“Mindfulness means paying attention in a particular way: on
purpose, in the present moment, and non-judgmentally.” -- Jon Kabat-Zinn*
This is one of my favorite definitions of mindfulness, as it sums up all of the important parts on how to practice mindfulness effectively:
1) Purposefully. Be intentional in your practice of mindfulness. By doing so, you can learn to control your own mind rather than it controlling you. You are then able to live out your life by experiencing each moment fully.
2) One-mindfully. Be aware of the present moment. Don’t get trapped in the past or the future. Mindfulness allows you to experience your life as it is happening, rather than what it was or what it might be.

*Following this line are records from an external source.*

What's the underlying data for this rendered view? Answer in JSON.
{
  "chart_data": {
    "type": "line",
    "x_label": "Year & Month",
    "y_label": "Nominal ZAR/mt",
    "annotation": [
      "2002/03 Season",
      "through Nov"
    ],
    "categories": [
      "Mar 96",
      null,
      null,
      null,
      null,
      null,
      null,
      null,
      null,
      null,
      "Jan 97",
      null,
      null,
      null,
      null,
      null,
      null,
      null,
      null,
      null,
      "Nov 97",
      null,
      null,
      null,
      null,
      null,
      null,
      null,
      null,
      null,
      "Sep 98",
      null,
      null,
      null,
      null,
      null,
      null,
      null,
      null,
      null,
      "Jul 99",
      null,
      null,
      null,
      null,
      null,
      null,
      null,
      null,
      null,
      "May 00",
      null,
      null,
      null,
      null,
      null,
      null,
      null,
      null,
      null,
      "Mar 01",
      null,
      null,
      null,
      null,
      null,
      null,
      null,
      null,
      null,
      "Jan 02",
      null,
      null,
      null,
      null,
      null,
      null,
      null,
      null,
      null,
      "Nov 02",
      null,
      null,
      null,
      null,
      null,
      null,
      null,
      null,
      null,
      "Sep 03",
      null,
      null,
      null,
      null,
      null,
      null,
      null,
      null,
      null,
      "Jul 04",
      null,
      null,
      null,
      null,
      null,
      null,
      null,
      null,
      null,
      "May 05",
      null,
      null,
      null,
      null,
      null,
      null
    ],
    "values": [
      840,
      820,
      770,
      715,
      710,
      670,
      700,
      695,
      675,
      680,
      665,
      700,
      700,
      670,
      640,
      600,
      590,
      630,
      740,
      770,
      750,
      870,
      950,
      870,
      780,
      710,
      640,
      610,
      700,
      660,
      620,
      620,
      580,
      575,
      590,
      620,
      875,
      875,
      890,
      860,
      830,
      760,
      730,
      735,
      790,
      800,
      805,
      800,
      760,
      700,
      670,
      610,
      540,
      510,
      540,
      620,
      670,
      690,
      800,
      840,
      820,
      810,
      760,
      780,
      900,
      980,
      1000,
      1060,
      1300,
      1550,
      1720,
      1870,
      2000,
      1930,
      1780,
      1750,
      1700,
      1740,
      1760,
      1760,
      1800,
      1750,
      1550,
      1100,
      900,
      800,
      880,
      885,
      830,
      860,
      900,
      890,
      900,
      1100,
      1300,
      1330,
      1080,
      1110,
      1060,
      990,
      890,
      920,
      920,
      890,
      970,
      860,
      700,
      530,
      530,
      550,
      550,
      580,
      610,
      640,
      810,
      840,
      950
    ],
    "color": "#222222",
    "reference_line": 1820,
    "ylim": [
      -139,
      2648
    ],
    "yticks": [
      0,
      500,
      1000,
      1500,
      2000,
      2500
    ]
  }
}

3) Non-judgmentally. Keep to facts; don’t interpret or label thoughts or feelings. Interpretations and labels include statements with “should/shouldn’t,” “good/bad,” or “worthless/worthwhile” in them. Remember, a thought is just a thought; for example, thinking “I feel unloved” does not mean, “I am unloved.”
So, how does practicing mindfulness lead to happiness?

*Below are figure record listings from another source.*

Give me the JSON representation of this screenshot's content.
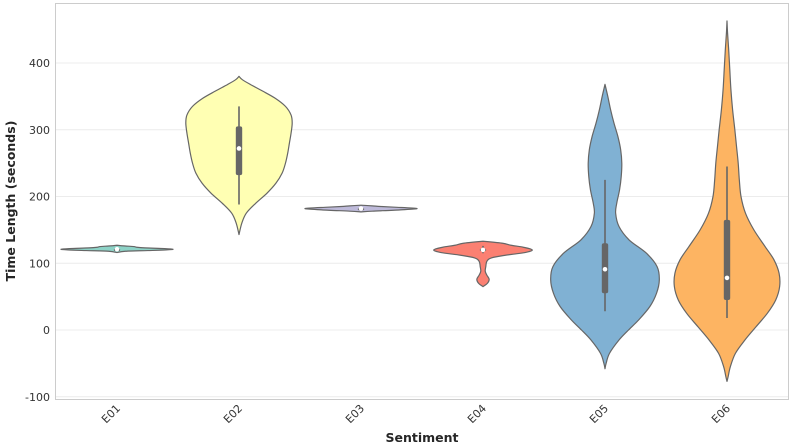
{
  "chart_data": {
    "type": "violin",
    "title": "",
    "xlabel": "Sentiment",
    "ylabel": "Time Length (seconds)",
    "ylim": [
      -105,
      475
    ],
    "yticks": [
      -100,
      0,
      100,
      200,
      300,
      400
    ],
    "grid": true,
    "violin_edge_color": "#666666",
    "box_color": "#666666",
    "median_color": "#ffffff",
    "categories": [
      "E01",
      "E02",
      "E03",
      "E04",
      "E05",
      "E06"
    ],
    "violins": [
      {
        "name": "E01",
        "color": "#8dd3c7",
        "box": {
          "whisker_low": 119,
          "q1": 120,
          "median": 121,
          "q3": 122,
          "whisker_high": 124
        },
        "profile": [
          [
            116,
            0
          ],
          [
            118,
            0.15
          ],
          [
            119,
            0.55
          ],
          [
            120,
            0.88
          ],
          [
            121,
            1.0
          ],
          [
            122,
            0.85
          ],
          [
            123,
            0.5
          ],
          [
            124,
            0.35
          ],
          [
            125,
            0.3
          ],
          [
            126,
            0.12
          ],
          [
            127,
            0
          ]
        ]
      },
      {
        "name": "E02",
        "color": "#ffffb3",
        "box": {
          "whisker_low": 188,
          "q1": 232,
          "median": 272,
          "q3": 305,
          "whisker_high": 335
        },
        "profile": [
          [
            143,
            0
          ],
          [
            160,
            0.05
          ],
          [
            175,
            0.13
          ],
          [
            190,
            0.3
          ],
          [
            205,
            0.5
          ],
          [
            220,
            0.66
          ],
          [
            235,
            0.77
          ],
          [
            250,
            0.83
          ],
          [
            265,
            0.87
          ],
          [
            280,
            0.9
          ],
          [
            295,
            0.93
          ],
          [
            310,
            0.95
          ],
          [
            322,
            0.93
          ],
          [
            335,
            0.83
          ],
          [
            347,
            0.65
          ],
          [
            358,
            0.42
          ],
          [
            368,
            0.2
          ],
          [
            375,
            0.06
          ],
          [
            380,
            0
          ]
        ]
      },
      {
        "name": "E03",
        "color": "#bebada",
        "box": {
          "whisker_low": 180,
          "q1": 181,
          "median": 182,
          "q3": 183,
          "whisker_high": 185
        },
        "profile": [
          [
            177,
            0
          ],
          [
            178,
            0.2
          ],
          [
            180,
            0.7
          ],
          [
            182,
            1.0
          ],
          [
            184,
            0.6
          ],
          [
            185,
            0.35
          ],
          [
            186,
            0.2
          ],
          [
            187,
            0
          ]
        ]
      },
      {
        "name": "E04",
        "color": "#fb8072",
        "box": {
          "whisker_low": 115,
          "q1": 118,
          "median": 120,
          "q3": 122,
          "whisker_high": 126
        },
        "profile": [
          [
            65,
            0
          ],
          [
            70,
            0.08
          ],
          [
            76,
            0.11
          ],
          [
            82,
            0.07
          ],
          [
            88,
            0.04
          ],
          [
            95,
            0.05
          ],
          [
            103,
            0.07
          ],
          [
            108,
            0.15
          ],
          [
            112,
            0.4
          ],
          [
            116,
            0.75
          ],
          [
            120,
            0.88
          ],
          [
            124,
            0.72
          ],
          [
            127,
            0.5
          ],
          [
            130,
            0.35
          ],
          [
            133,
            0
          ]
        ]
      },
      {
        "name": "E05",
        "color": "#80b1d3",
        "box": {
          "whisker_low": 28,
          "q1": 55,
          "median": 91,
          "q3": 130,
          "whisker_high": 225
        },
        "profile": [
          [
            -58,
            0
          ],
          [
            -50,
            0.02
          ],
          [
            -35,
            0.08
          ],
          [
            -15,
            0.25
          ],
          [
            0,
            0.42
          ],
          [
            15,
            0.6
          ],
          [
            35,
            0.8
          ],
          [
            55,
            0.92
          ],
          [
            75,
            0.97
          ],
          [
            95,
            0.93
          ],
          [
            115,
            0.74
          ],
          [
            135,
            0.43
          ],
          [
            155,
            0.25
          ],
          [
            175,
            0.19
          ],
          [
            190,
            0.21
          ],
          [
            210,
            0.26
          ],
          [
            230,
            0.29
          ],
          [
            250,
            0.3
          ],
          [
            270,
            0.28
          ],
          [
            290,
            0.23
          ],
          [
            310,
            0.16
          ],
          [
            330,
            0.1
          ],
          [
            350,
            0.05
          ],
          [
            368,
            0
          ]
        ]
      },
      {
        "name": "E06",
        "color": "#fdb462",
        "box": {
          "whisker_low": 18,
          "q1": 45,
          "median": 78,
          "q3": 165,
          "whisker_high": 245
        },
        "profile": [
          [
            -77,
            0
          ],
          [
            -70,
            0.02
          ],
          [
            -55,
            0.06
          ],
          [
            -35,
            0.15
          ],
          [
            -15,
            0.32
          ],
          [
            5,
            0.52
          ],
          [
            25,
            0.72
          ],
          [
            45,
            0.87
          ],
          [
            65,
            0.94
          ],
          [
            85,
            0.93
          ],
          [
            105,
            0.84
          ],
          [
            125,
            0.68
          ],
          [
            150,
            0.48
          ],
          [
            175,
            0.33
          ],
          [
            200,
            0.25
          ],
          [
            225,
            0.22
          ],
          [
            250,
            0.2
          ],
          [
            275,
            0.17
          ],
          [
            300,
            0.14
          ],
          [
            330,
            0.1
          ],
          [
            360,
            0.07
          ],
          [
            390,
            0.05
          ],
          [
            420,
            0.03
          ],
          [
            445,
            0.01
          ],
          [
            463,
            0
          ]
        ]
      }
    ]
  }
}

Well, if you’re caught up on thoughts of the past or future, how can you be aware of all the good things that are happening now? Paradoxically, when you’re mindful, you’re not trying to feel better or solve your problems and, as a result, you begin to feel happier. In other words, you’re not missing out on the present and the very things that can make life pleasurable and worth living.
Next up: Two simple mindfulness exercises that I love. Let these exercises lead you on your path to happiness.
*Jon Kabat-Zinn is one of the most recognized teachers of mindfulness meditation and the founder of the Mindfulness-Based Stress Reduction program at the University of Massachusetts Medical Center. He teaches mindfulness meditation as a technique to help people cope with stress, anxiety, pain and illness.